Figure 2: Potential Guideline-directed Medical Therapy Optimisation Strategies.

Figure 2:

A: Goal initiation and titration timeline of GDMT continuation and initiation during and following an acute decompensated heart failure hospitalisation in a patient with no contraindications to therapies presenting with a ‘warm and wet’ haemodynamic profile. B: Example of how this goal in-hospital timeline can be modified for patient scenarios with barriers to the proposed in-hospital timeline in (A). More time may be needed between hospital admission and medication initiation or titration in patients with initial barriers to GDMT initiation or titration (indicated by dashed timeline). SGLT2Is have evidence for initiation with an estimated glomerular filtration rate (eGFR) of 20 ml/min/m2 or more.

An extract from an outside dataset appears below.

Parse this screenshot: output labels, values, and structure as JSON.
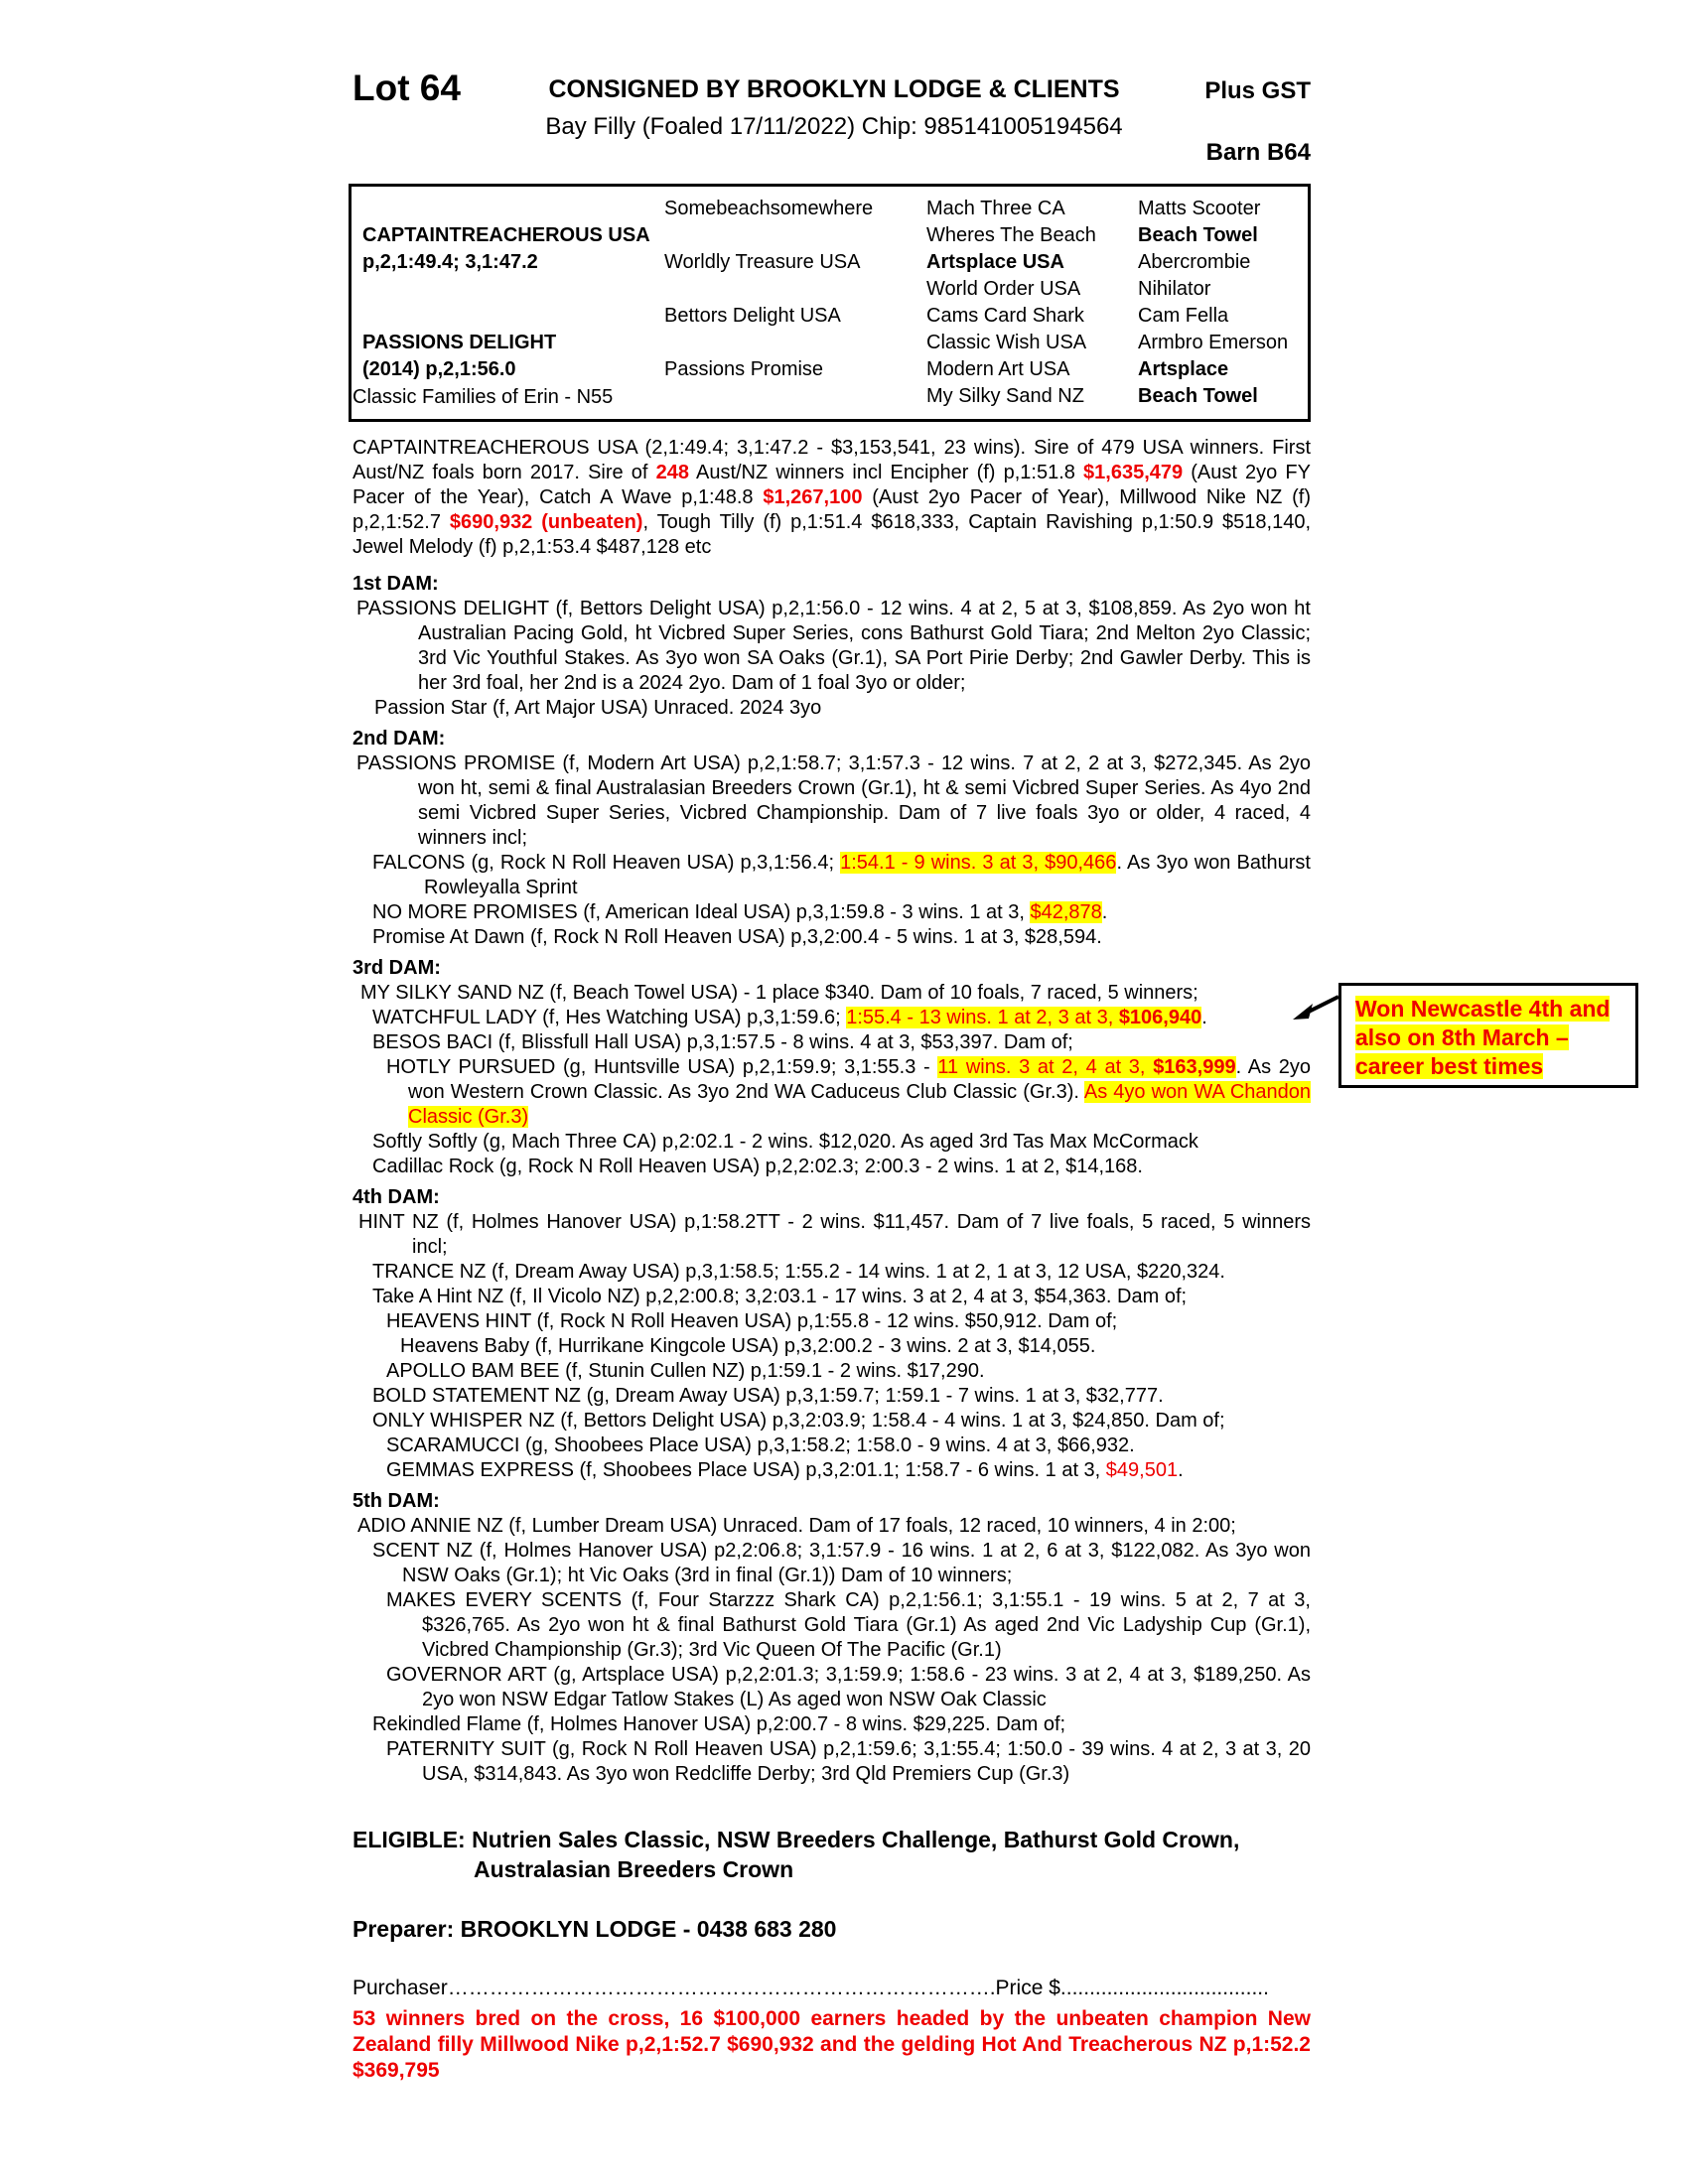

MRAs have evidence for initiation with an eGFR of 30 ml/min/m2 or more or may require potassium binders to use at lower eGFR. *Medication can be initiated once clinical status (i.e. blood pressure, kidney function, haemodynamic assessment) is appropriate. †Clinical trial evidence to support in-patient initiation. ‡Mild–moderate worsening kidney function with clinical status improvement during decongestion with diuresis should not alter GDMT initiation or titration goals unless the magnitude of worsening kidney function is unacceptable. ACEI = angiotensinconverting enzyme inhibitor; ARB = angiotensin-receptor blocker; ARNI = angiotensin receptor–neprilysin inhibitor; BB = β-blocker; GDMT = guideline-directed medical therapy; MRA = mineralocorticoid receptor antagonist; SGLT2Is = sodium–glucose cotransporter 2 inhibitors.